French CJ and Crennan J held that the ‘correct approach’ for the Court in determining why an employer took adverse action against an employee is a question of fact that involves consideration of the decision maker’s ‘particular reason’ as well as the employee’s circumstances, at the time the adverse action was taken. In particular, their Honours confirmed that, as was the case with Dr Harvey’s evidence, a decision maker’s direct testimony as to their ‘particular reason’, if reliable and accepted, is sufficient to discharge the burden on the employer, and that this approach applied in the Fair Work Act as it did in previous versions of the legislation. Their Honours also dismissed the respondent’s argument that the conduct and proscribed reason were ‘inextricably entwined’, and held that such an approach would ‘destroy the balance between employers and employees’ in this area.
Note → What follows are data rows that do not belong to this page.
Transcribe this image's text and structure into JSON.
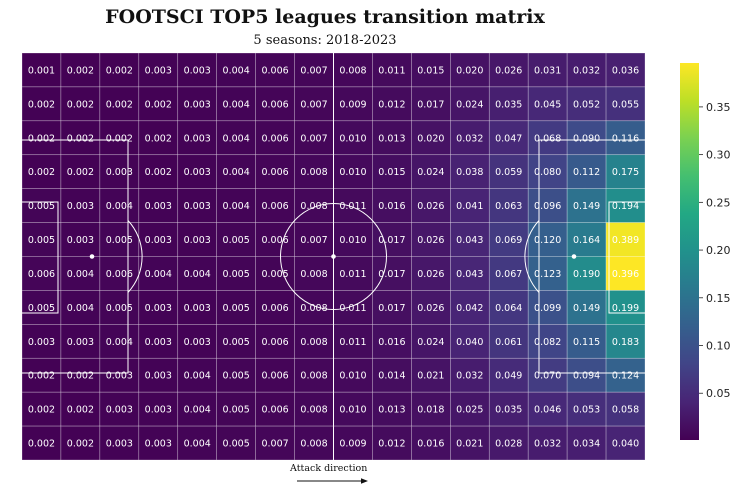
{
  "title": "FOOTSCI TOP5 leagues transition matrix",
  "subtitle": "5 seasons: 2018-2023",
  "attack_label": "Attack direction",
  "chart_data": {
    "type": "heatmap",
    "rows": 12,
    "cols": 16,
    "colormap": "viridis",
    "vmin": 0.001,
    "vmax": 0.396,
    "colorbar_ticks": [
      "0.05",
      "0.10",
      "0.15",
      "0.20",
      "0.25",
      "0.30",
      "0.35"
    ],
    "values": [
      [
        0.001,
        0.002,
        0.002,
        0.003,
        0.003,
        0.004,
        0.006,
        0.007,
        0.008,
        0.011,
        0.015,
        0.02,
        0.026,
        0.031,
        0.032,
        0.036
      ],
      [
        0.002,
        0.002,
        0.002,
        0.002,
        0.003,
        0.004,
        0.006,
        0.007,
        0.009,
        0.012,
        0.017,
        0.024,
        0.035,
        0.045,
        0.052,
        0.055
      ],
      [
        0.002,
        0.002,
        0.002,
        0.002,
        0.003,
        0.004,
        0.006,
        0.007,
        0.01,
        0.013,
        0.02,
        0.032,
        0.047,
        0.068,
        0.09,
        0.116
      ],
      [
        0.002,
        0.002,
        0.003,
        0.002,
        0.003,
        0.004,
        0.006,
        0.008,
        0.01,
        0.015,
        0.024,
        0.038,
        0.059,
        0.08,
        0.112,
        0.175
      ],
      [
        0.005,
        0.003,
        0.004,
        0.003,
        0.003,
        0.004,
        0.006,
        0.008,
        0.011,
        0.016,
        0.026,
        0.041,
        0.063,
        0.096,
        0.149,
        0.194
      ],
      [
        0.005,
        0.003,
        0.005,
        0.003,
        0.003,
        0.005,
        0.006,
        0.007,
        0.01,
        0.017,
        0.026,
        0.043,
        0.069,
        0.12,
        0.164,
        0.389
      ],
      [
        0.006,
        0.004,
        0.006,
        0.004,
        0.004,
        0.005,
        0.005,
        0.008,
        0.011,
        0.017,
        0.026,
        0.043,
        0.067,
        0.123,
        0.19,
        0.396
      ],
      [
        0.005,
        0.004,
        0.005,
        0.003,
        0.003,
        0.005,
        0.006,
        0.008,
        0.011,
        0.017,
        0.026,
        0.042,
        0.064,
        0.099,
        0.149,
        0.199
      ],
      [
        0.003,
        0.003,
        0.004,
        0.003,
        0.003,
        0.005,
        0.006,
        0.008,
        0.011,
        0.016,
        0.024,
        0.04,
        0.061,
        0.082,
        0.115,
        0.183
      ],
      [
        0.002,
        0.002,
        0.003,
        0.003,
        0.004,
        0.005,
        0.006,
        0.008,
        0.01,
        0.014,
        0.021,
        0.032,
        0.049,
        0.07,
        0.094,
        0.124
      ],
      [
        0.002,
        0.002,
        0.003,
        0.003,
        0.004,
        0.005,
        0.006,
        0.008,
        0.01,
        0.013,
        0.018,
        0.025,
        0.035,
        0.046,
        0.053,
        0.058
      ],
      [
        0.002,
        0.002,
        0.003,
        0.003,
        0.004,
        0.005,
        0.007,
        0.008,
        0.009,
        0.012,
        0.016,
        0.021,
        0.028,
        0.032,
        0.034,
        0.04
      ]
    ]
  }
}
Gummow and Hayne JJ held that the argument in support of a search for ‘objective’ reasons erroneously suggested that it was open to a Court to make its own findings, rather than make findings of fact based on the evidence before the Court.
Heydon J’s judgment made the strongest comments in allowing BRIT’s appeal, noting that even Counsel for the respondents did not fully embrace the approach taken by the Full Court majority. His Honour held that “to search for the “reason” for a voluntary action is to search for the reasoning actually employed by the person who acted. Nothing in the Act expressly suggests that the courts are to search for “unconscious” elements in the impugned reasoning of persons in Dr Harvey’s position. No requirement for such a search can be implied”. His Honour also commented on the ‘hilarity’ of an employer having to defend such an ‘impossible burden’, and found that, even if such a search was permitted, there was no evidence before the primary judge that Dr Harvey held any ‘unconscious’ proscribed reasons.
Implications for employers
Although this decision is based on the protection provided for union members and officers, similar reasoning will apply to the Fair Work Act’s protection of other employees who exercise workplace rights.
The High Court’s decision ends a period of great uncertainty in this area, and provides assurance to employers that they will be able to successfully discharge the reverse onus of proof in adverse action claims under section 361 of the Fair Work Act, if the Court accepts the employer’s subjective reasons for engaging in certain conduct.
Employers will need to ensure that they can produce sufficient evidence of the subjective intent. They should make and retain contemporaneous documents or records which describe their purpose and intent at the time of the relevant conduct.